Stephen Greenblatt has an interesting piece on Merchant of Venice in the latest New York Review of Books . His most important insight is the isolation of the comic moment in the play. Merchant is all about Shylock’s hatred, and in the court scene “Portia . . . has devised a test to see how much Shylock hates Antonio, and the answer is: not enough. Not enough to go ahead and plunge the knife into his enemies heart, which he can do at this very moment, in the sight of all those who have mocked and despised him, provided he is willing to die for it. Faced with the demand of such absolute hatred, Shylock flinches.” The play is a comedy because “Shylock refuses to be a suicide bomber . . . at his . . . decisive moment, the Jew Shylock seems to hear the words of Deuteronomy: ‘Therefore choose life.’”

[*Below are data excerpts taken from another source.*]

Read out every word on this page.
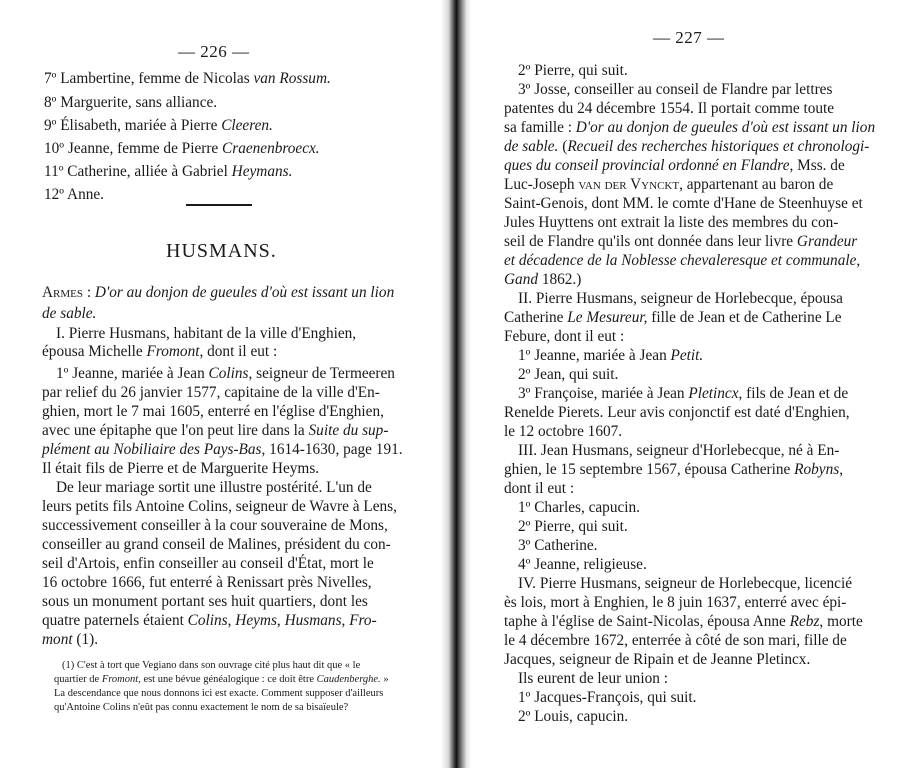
— 226 —
7º Lambertine, femme de Nicolas van Rossum.
8º Marguerite, sans alliance.
9º Élisabeth, mariée à Pierre Cleeren.
10º Jeanne, femme de Pierre Craenenbroecx.
11º Catherine, alliée à Gabriel Heymans.
12º Anne.
HUSMANS.
Armes : D'or au donjon de gueules d'où est issant un lion
de sable.
I. Pierre Husmans, habitant de la ville d'Enghien,
épousa Michelle Fromont, dont il eut :
1º Jeanne, mariée à Jean Colins, seigneur de Termeeren
par relief du 26 janvier 1577, capitaine de la ville d'En-
ghien, mort le 7 mai 1605, enterré en l'église d'Enghien,
avec une épitaphe que l'on peut lire dans la Suite du sup-
plément au Nobiliaire des Pays-Bas, 1614-1630, page 191.
Il était fils de Pierre et de Marguerite Heyms.
De leur mariage sortit une illustre postérité. L'un de
leurs petits fils Antoine Colins, seigneur de Wavre à Lens,
successivement conseiller à la cour souveraine de Mons,
conseiller au grand conseil de Malines, président du con-
seil d'Artois, enfin conseiller au conseil d'État, mort le
16 octobre 1666, fut enterré à Renissart près Nivelles,
sous un monument portant ses huit quartiers, dont les
quatre paternels étaient Colins, Heyms, Husmans, Fro-
mont (1).
(1) C'est à tort que Vegiano dans son ouvrage cité plus haut dit que « le
quartier de Fromont, est une bévue généalogique : ce doit être Caudenberghe. »
La descendance que nous donnons ici est exacte. Comment supposer d'ailleurs
qu'Antoine Colins n'eût pas connu exactement le nom de sa bisaïeule?
— 227 —
2º Pierre, qui suit.
3º Josse, conseiller au conseil de Flandre par lettres
patentes du 24 décembre 1554. Il portait comme toute
sa famille : D'or au donjon de gueules d'où est issant un lion
de sable. (Recueil des recherches historiques et chronologi-
ques du conseil provincial ordonné en Flandre, Mss. de
Luc-Joseph van der Vynckt, appartenant au baron de
Saint-Genois, dont MM. le comte d'Hane de Steenhuyse et
Jules Huyttens ont extrait la liste des membres du con-
seil de Flandre qu'ils ont donnée dans leur livre Grandeur
et décadence de la Noblesse chevaleresque et communale,
Gand 1862.)
II. Pierre Husmans, seigneur de Horlebecque, épousa
Catherine Le Mesureur, fille de Jean et de Catherine Le
Febure, dont il eut :
1º Jeanne, mariée à Jean Petit.
2º Jean, qui suit.
3º Françoise, mariée à Jean Pletincx, fils de Jean et de
Renelde Pierets. Leur avis conjonctif est daté d'Enghien,
le 12 octobre 1607.
III. Jean Husmans, seigneur d'Horlebecque, né à En-
ghien, le 15 septembre 1567, épousa Catherine Robyns,
dont il eut :
1º Charles, capucin.
2º Pierre, qui suit.
3º Catherine.
4º Jeanne, religieuse.
IV. Pierre Husmans, seigneur de Horlebecque, licencié
ès lois, mort à Enghien, le 8 juin 1637, enterré avec épi-
taphe à l'église de Saint-Nicolas, épousa Anne Rebz, morte
le 4 décembre 1672, enterrée à côté de son mari, fille de
Jacques, seigneur de Ripain et de Jeanne Pletincx.
Ils eurent de leur union :
1º Jacques-François, qui suit.
2º Louis, capucin.
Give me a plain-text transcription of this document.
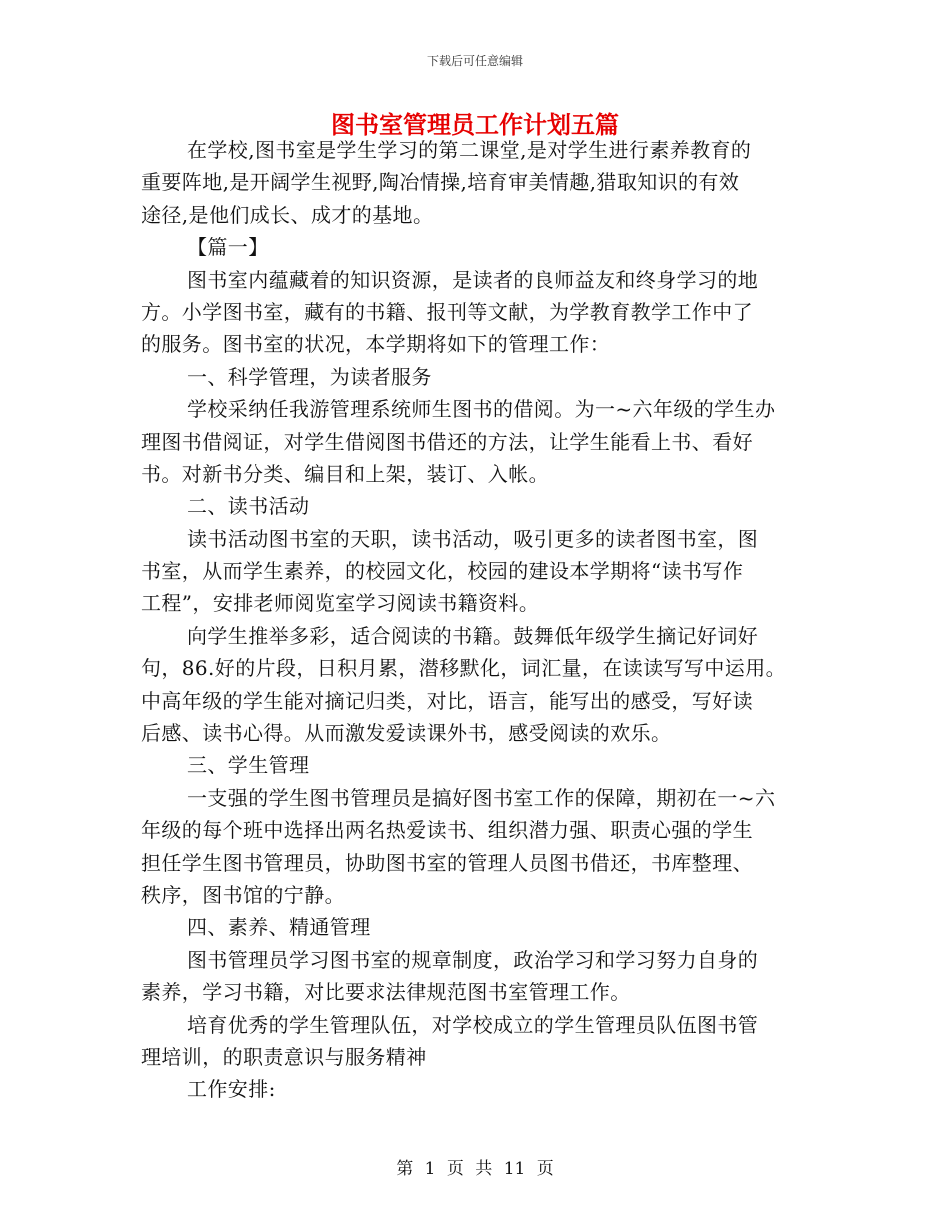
下载后可任意编辑
图书室管理员工作计划五篇
在学校,图书室是学生学习的第二课堂,是对学生进行素养教育的
重要阵地,是开阔学生视野,陶冶情操,培育审美情趣,猎取知识的有效
途径,是他们成长、成才的基地。
【篇一】
图书室内蕴藏着的知识资源，是读者的良师益友和终身学习的地
方。小学图书室，藏有的书籍、报刊等文献，为学教育教学工作中了
的服务。图书室的状况，本学期将如下的管理工作：
一、科学管理，为读者服务
学校采纳任我游管理系统师生图书的借阅。为一~六年级的学生办
理图书借阅证，对学生借阅图书借还的方法，让学生能看上书、看好
书。对新书分类、编目和上架，装订、入帐。
二、读书活动
读书活动图书室的天职，读书活动，吸引更多的读者图书室，图
书室，从而学生素养，的校园文化，校园的建设本学期将“读书写作
工程”，安排老师阅览室学习阅读书籍资料。
向学生推举多彩，适合阅读的书籍。鼓舞低年级学生摘记好词好
句，86.好的片段，日积月累，潜移默化，词汇量，在读读写写中运用。
中高年级的学生能对摘记归类，对比，语言，能写出的感受，写好读
后感、读书心得。从而激发爱读课外书，感受阅读的欢乐。
三、学生管理
一支强的学生图书管理员是搞好图书室工作的保障，期初在一~六
年级的每个班中选择出两名热爱读书、组织潜力强、职责心强的学生
担任学生图书管理员，协助图书室的管理人员图书借还，书库整理、
秩序，图书馆的宁静。
四、素养、精通管理
图书管理员学习图书室的规章制度，政治学习和学习努力自身的
素养，学习书籍，对比要求法律规范图书室管理工作。
培育优秀的学生管理队伍，对学校成立的学生管理员队伍图书管
理培训，的职责意识与服务精神
工作安排:
第 1 页 共 11 页
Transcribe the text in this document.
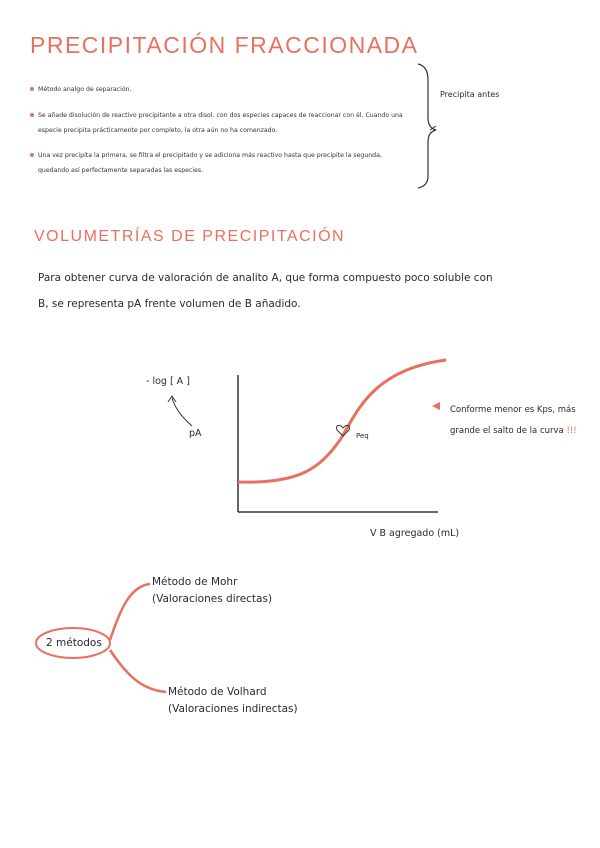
PRECIPITACIÓN FRACCIONADA
Método analgo de separación.
Se añade disolución de reactivo precipitante a otra disol. con dos especies capaces de reaccionar con él. Cuando una especie precipita prácticamente por completo, la otra aún no ha comenzado.
Una vez precipita la primera, se filtra el precipitado y se adiciona más reactivo hasta que precipite la segunda, quedando así perfectamente separadas las especies.
Precipita antes
VOLUMETRÍAS DE PRECIPITACIÓN
Para obtener curva de valoración de analito A, que forma compuesto poco soluble con
B, se representa pA frente volumen de B añadido.
- log [ A ]
pA	Peq
V B agregado (mL)
Conforme menor es Kps, más grande el salto de la curva !!!
2 métodos
Método de Mohr
(Valoraciones directas)
Método de Volhard
(Valoraciones indirectas)
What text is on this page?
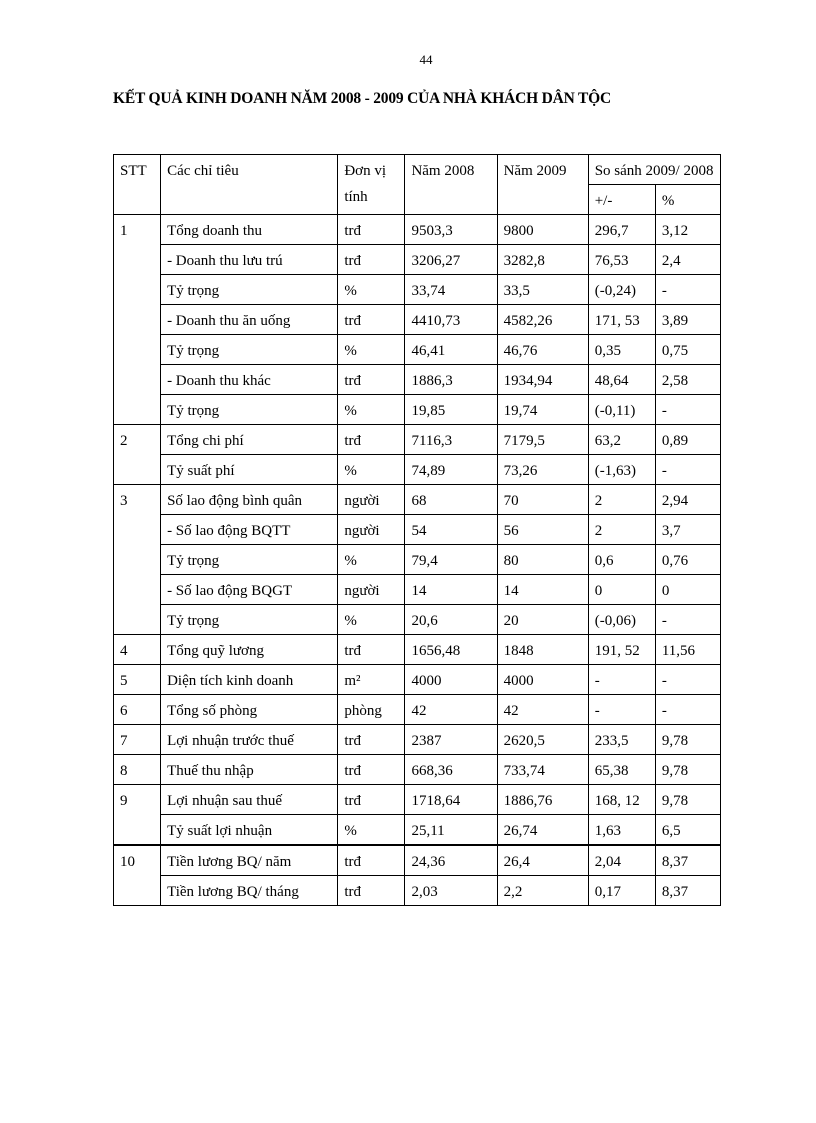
44
KẾT QUẢ KINH DOANH NĂM 2008 - 2009 CỦA NHÀ KHÁCH DÂN TỘC
STT	Các chỉ tiêu	Đơn vị tính	Năm 2008	Năm 2009	So sánh 2009/ 2008	
					+/-	%
1	Tổng doanh thu	trđ	9503,3	9800	296,7	3,12
	- Doanh thu lưu trú	trđ	3206,27	3282,8	76,53	2,4
	Tỷ trọng	%	33,74	33,5	(-0,24)	-
	- Doanh thu ăn uống	trđ	4410,73	4582,26	171, 53	3,89
	Tỷ trọng	%	46,41	46,76	0,35	0,75
	- Doanh thu khác	trđ	1886,3	1934,94	48,64	2,58
	Tỷ trọng	%	19,85	19,74	(-0,11)	-
2	Tổng chi phí	trđ	7116,3	7179,5	63,2	0,89
	Tỷ suất phí	%	74,89	73,26	(-1,63)	-
3	Số lao động bình quân	người	68	70	2	2,94
	- Số lao động BQTT	người	54	56	2	3,7
	Tỷ trọng	%	79,4	80	0,6	0,76
	- Số lao động BQGT	người	14	14	0	0
	Tỷ trọng	%	20,6	20	(-0,06)	-
4	Tổng quỹ lương	trđ	1656,48	1848	191, 52	11,56
5	Diện tích kinh doanh	m²	4000	4000	-	-
6	Tổng số phòng	phòng	42	42	-	-
7	Lợi nhuận trước thuế	trđ	2387	2620,5	233,5	9,78
8	Thuế thu nhập	trđ	668,36	733,74	65,38	9,78
9	Lợi nhuận sau thuế	trđ	1718,64	1886,76	168, 12	9,78
	Tỷ suất lợi nhuận	%	25,11	26,74	1,63	6,5
10	Tiền lương BQ/ năm	trđ	24,36	26,4	2,04	8,37
	Tiền lương BQ/ tháng	trđ	2,03	2,2	0,17	8,37
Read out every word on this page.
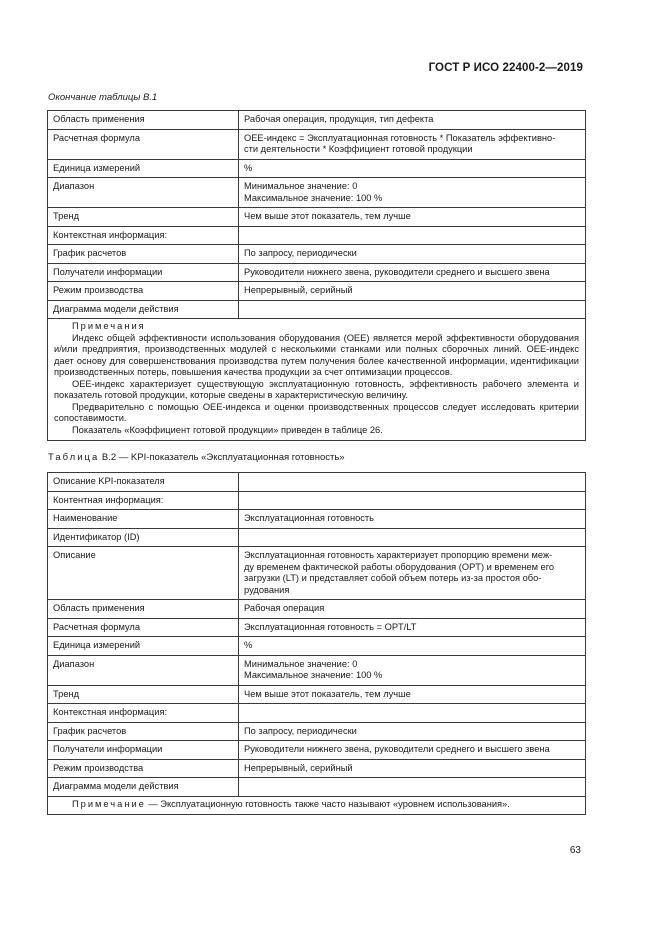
ГОСТ Р ИСО 22400-2—2019
Окончание таблицы В.1
Область применения	Рабочая операция, продукция, тип дефекта

Расчетная формула	ОЕЕ-индекс = Эксплуатационная готовность * Показатель эффективно-
сти деятельности * Коэффициент готовой продукции

Единица измерений	%

Диапазон	Минимальное значение: 0
Максимальное значение: 100 %

Тренд	Чем выше этот показатель, тем лучше

Контекстная информация:	

График расчетов	По запросу, периодически

Получатели информации	Руководители нижнего звена, руководители среднего и высшего звена

Режим производства	Непрерывный, серийный

Диаграмма модели действия	

Примечания

Индекс общей эффективности использования оборудования (ОЕЕ) является мерой эффективности оборудования и/или предприятия, производственных модулей с несколькими станками или полных сборочных линий. ОЕЕ-индекс дает основу для совершенствования производства путем получения более качественной информации, идентификации производственных потерь, повышения качества продукции за счет оптимизации процессов.

ОЕЕ-индекс характеризует существующую эксплуатационную готовность, эффективность рабочего элемента и показатель готовой продукции, которые сведены в характеристическую величину.

Предварительно с помощью ОЕЕ-индекса и оценки производственных процессов следует исследовать критерии сопоставимости.

Показатель «Коэффициент готовой продукции» приведен в таблице 26.	

Таблица В.2 — KPI-показатель «Эксплуатационная готовность»
Описание KPI-показателя	

Контентная информация:	

Наименование	Эксплуатационная готовность

Идентификатор (ID)	

Описание	Эксплуатационная готовность характеризует пропорцию времени меж-
ду временем фактической работы оборудования (OPT) и временем его
загрузки (LT) и представляет собой объем потерь из-за простоя обо-
рудования

Область применения	Рабочая операция

Расчетная формула	Эксплуатационная готовность = OPT/LT

Единица измерений	%

Диапазон	Минимальное значение: 0
Максимальное значение: 100 %

Тренд	Чем выше этот показатель, тем лучше

Контекстная информация:	

График расчетов	По запросу, периодически

Получатели информации	Руководители нижнего звена, руководители среднего и высшего звена

Режим производства	Непрерывный, серийный

Диаграмма модели действия	

Примечание — Эксплуатационную готовность также часто называют «уровнем использования».	

63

Greenblatt’s comparison of Shylock with Iago is illuminating: In Iago, Shakespeare gives us a suicide bomber, a man so thoroughly committed to his hatred that he doesn’t care if it consumes him too: “Hatred as intense and single-minded as his is finally indifferent to his very survival.” Iago even refuses to give a reason for his hatred, and there is “no comic potential” after that: “In the face of a limitless, absolute, wordless hatred lodged in an ordinary human being, the bystanders are reduced to incoherence.”
Merchant is reassuring: Shylock converts, becomes one of us, and disappears into the crowd. Iago gives no assurance: “honest Iago’s hatred has no limits, and he is already one of us.”